The suit stated that the Gates home – a 8,500 square feet property built in 2016 – was burglarised on December 02, 2018. At the time, Sasha and the couple’s children were sleeping inside, and Gates was away at work during the weeks before and after the incident.

Neither Sasha nor the children were hurt in the incident, the suit continued, and Sasha later called police. Footage from the residence’s security video revealed at least two people casually entering through the front garage door. The Gates determined over the next few months after the incident that the thieves stole over US$900,000 (around AU$1.2 million) worth of personal property, which includes designer clothing, shoes, purses, jackets, artwork, and sports memorabilia, the suit stated.

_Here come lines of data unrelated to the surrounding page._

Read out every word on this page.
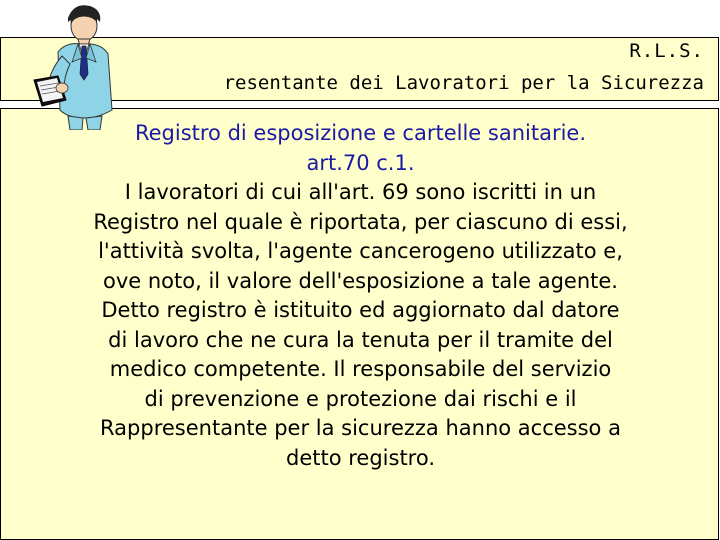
R.L.S.
resentante dei Lavoratori per la Sicurezza
Registro di esposizione e cartelle sanitarie.
art.70 c.1.
I lavoratori di cui all'art. 69 sono iscritti in un
Registro nel quale è riportata, per ciascuno di essi,
l'attività svolta, l'agente cancerogeno utilizzato e,
ove noto, il valore dell'esposizione a tale agente.
Detto registro è istituito ed aggiornato dal datore
di lavoro che ne cura la tenuta per il tramite del
medico competente. Il responsabile del servizio
di prevenzione e protezione dai rischi e il
Rappresentante per la sicurezza hanno accesso a
detto registro.
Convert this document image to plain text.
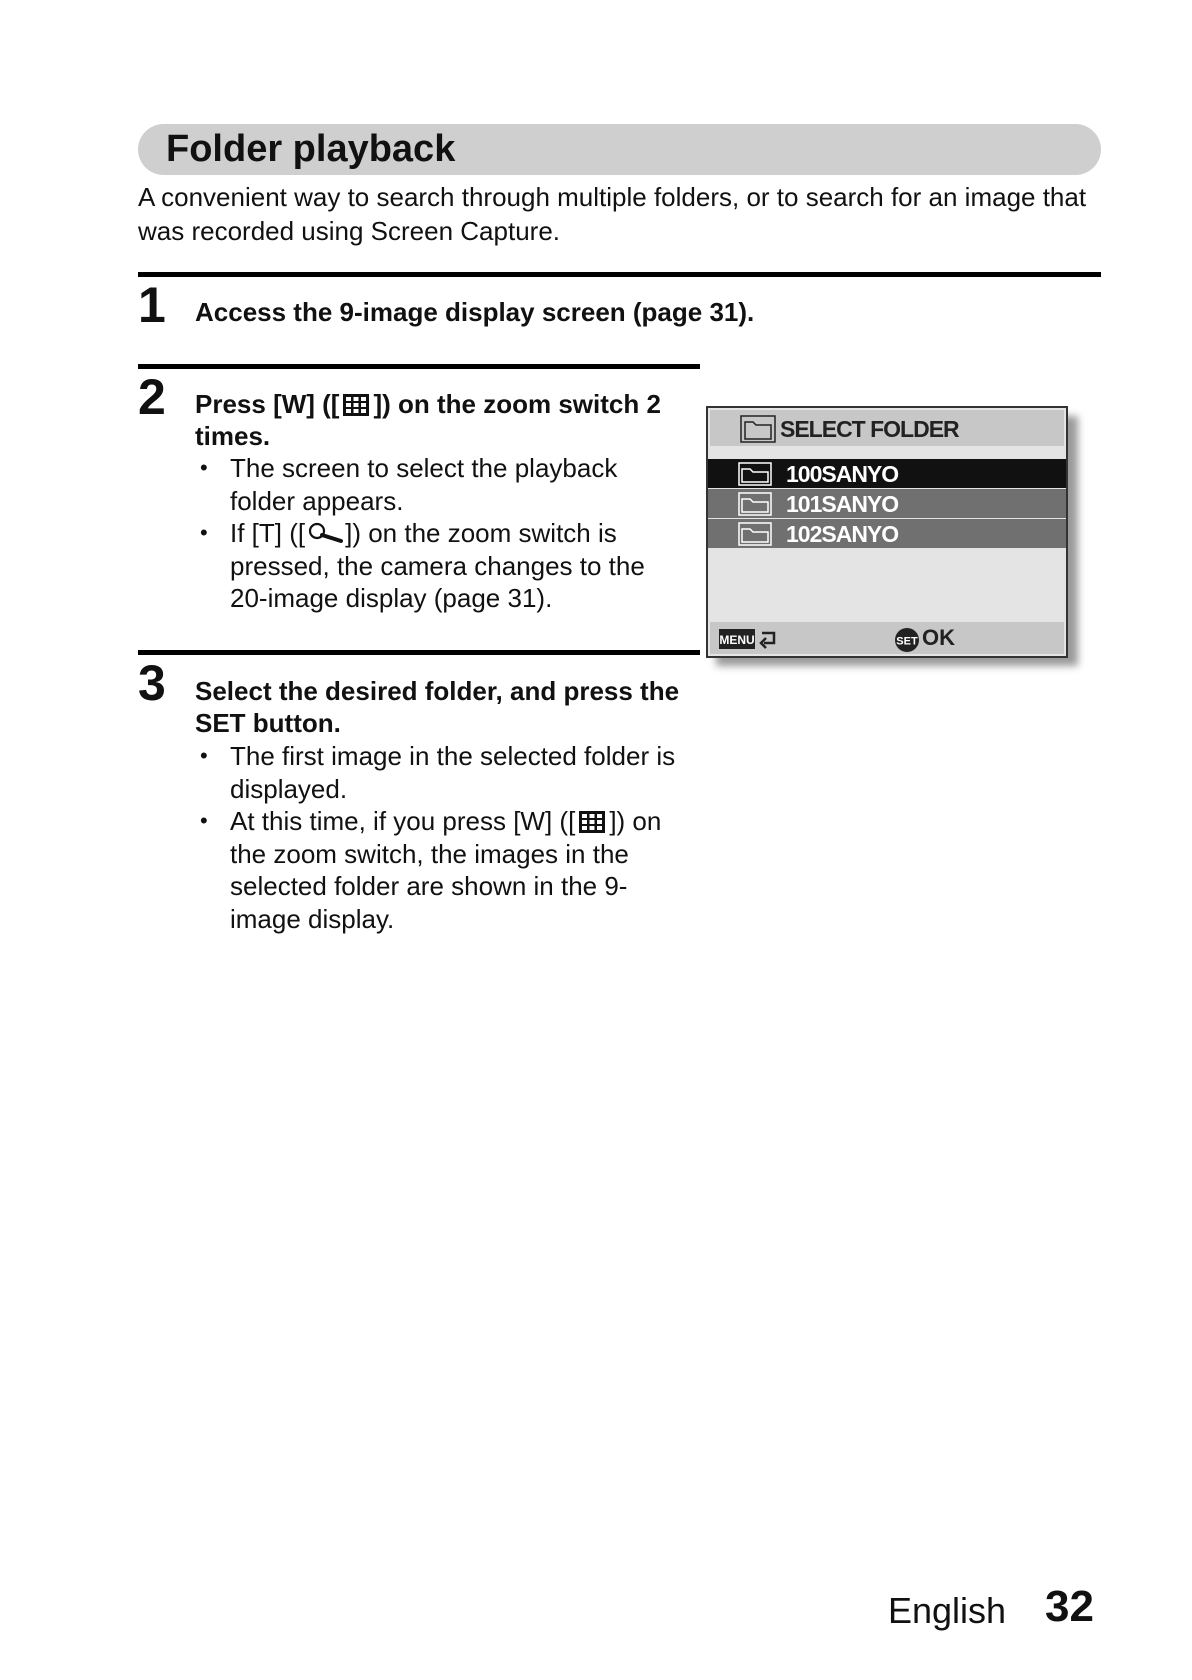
Folder playback
A convenient way to search through multiple folders, or to search for an image that was recorded using Screen Capture.
1 Access the 9-image display screen (page 31).
2 Press [W] ([ ]) on the zoom switch 2 times.
• The screen to select the playback folder appears.
• If [T] ([ ]) on the zoom switch is pressed, the camera changes to the 20-image display (page 31).
3 Select the desired folder, and press the SET button.
• The first image in the selected folder is displayed.
• At this time, if you press [W] ([ ]) on the zoom switch, the images in the selected folder are shown in the 9-image display.
SELECT FOLDER
100SANYO
101SANYO
102SANYO
MENU	SET OK
English 32
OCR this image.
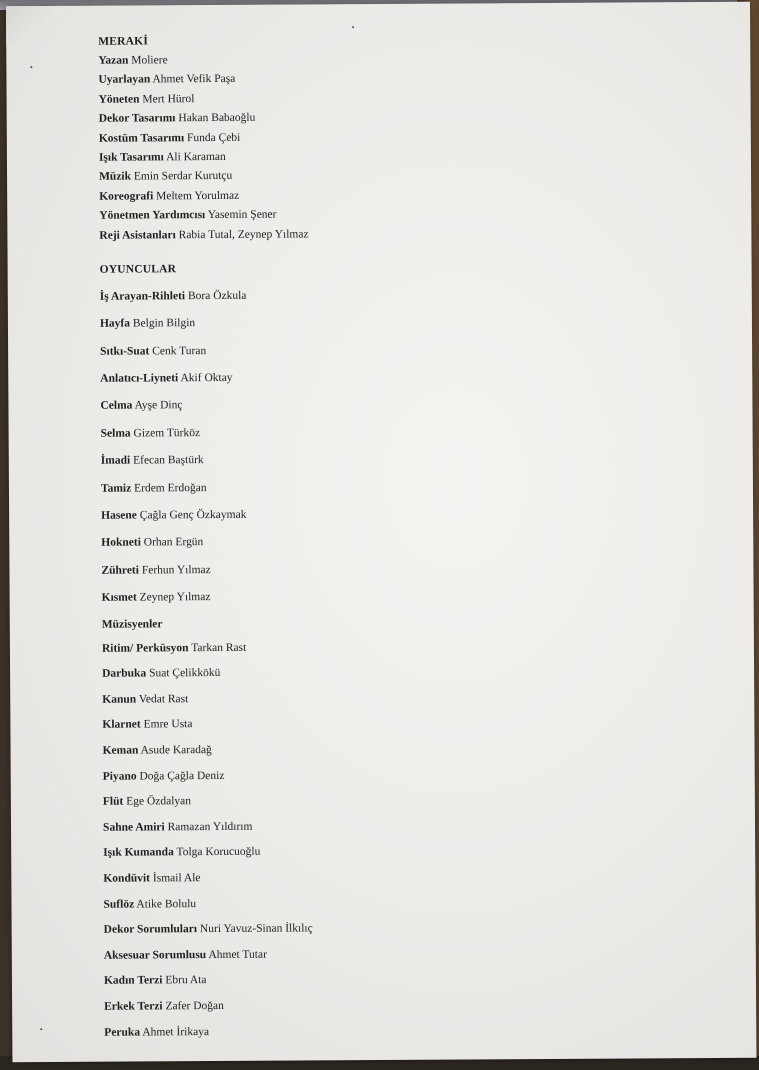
MERAKİ
Yazan Moliere
Uyarlayan Ahmet Vefik Paşa
Yöneten Mert Hürol
Dekor Tasarımı Hakan Babaoğlu
Kostüm Tasarımı Funda Çebi
Işık Tasarımı Ali Karaman
Müzik Emin Serdar Kurutçu
Koreografi Meltem Yorulmaz
Yönetmen Yardımcısı Yasemin Şener
Reji Asistanları Rabia Tutal, Zeynep Yılmaz
OYUNCULAR
İş Arayan-Rihleti Bora Özkula
Hayfa Belgin Bilgin
Sıtkı-Suat Cenk Turan
Anlatıcı-Liyneti Akif Oktay
Celma Ayşe Dinç
Selma Gizem Türköz
İmadi Efecan Baştürk
Tamiz Erdem Erdoğan
Hasene Çağla Genç Özkaymak
Hokneti Orhan Ergün
Zühreti Ferhun Yılmaz
Kısmet Zeynep Yılmaz
Müzisyenler
Ritim/ Perküsyon Tarkan Rast
Darbuka Suat Çelikkökü
Kanun Vedat Rast
Klarnet Emre Usta
Keman Asude Karadağ
Piyano Doğa Çağla Deniz
Flüt Ege Özdalyan
Sahne Amiri Ramazan Yıldırım
Işık Kumanda Tolga Korucuoğlu
Kondüvit İsmail Ale
Suflöz Atike Bolulu
Dekor Sorumluları Nuri Yavuz-Sinan İlkılıç
Aksesuar Sorumlusu Ahmet Tutar
Kadın Terzi Ebru Ata
Erkek Terzi Zafer Doğan
Peruka Ahmet İrikaya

The suit also said that the Gates suspect the same perpetrators previously victimised them, and that the garage door was manipulated to allow for these prior intrusions.

AIG had insured the Gates’ home at that time, with the policy in effect from July 2018 to July 2019. The Gates had reported the burglary to the insurer shortly after the theft, the lawsuit claimed. However, the suit alleged that instead of immediately providing coverage, AIG had “engaged in a two-year plus investigation with no discernible end.”

The insurer had conducted multiple interviews and site inspections, but “despite the extensive investigation and severe invasions of privacy, AIG refuses to provide coverage for the claim or timely respond to the claim,” the suit said.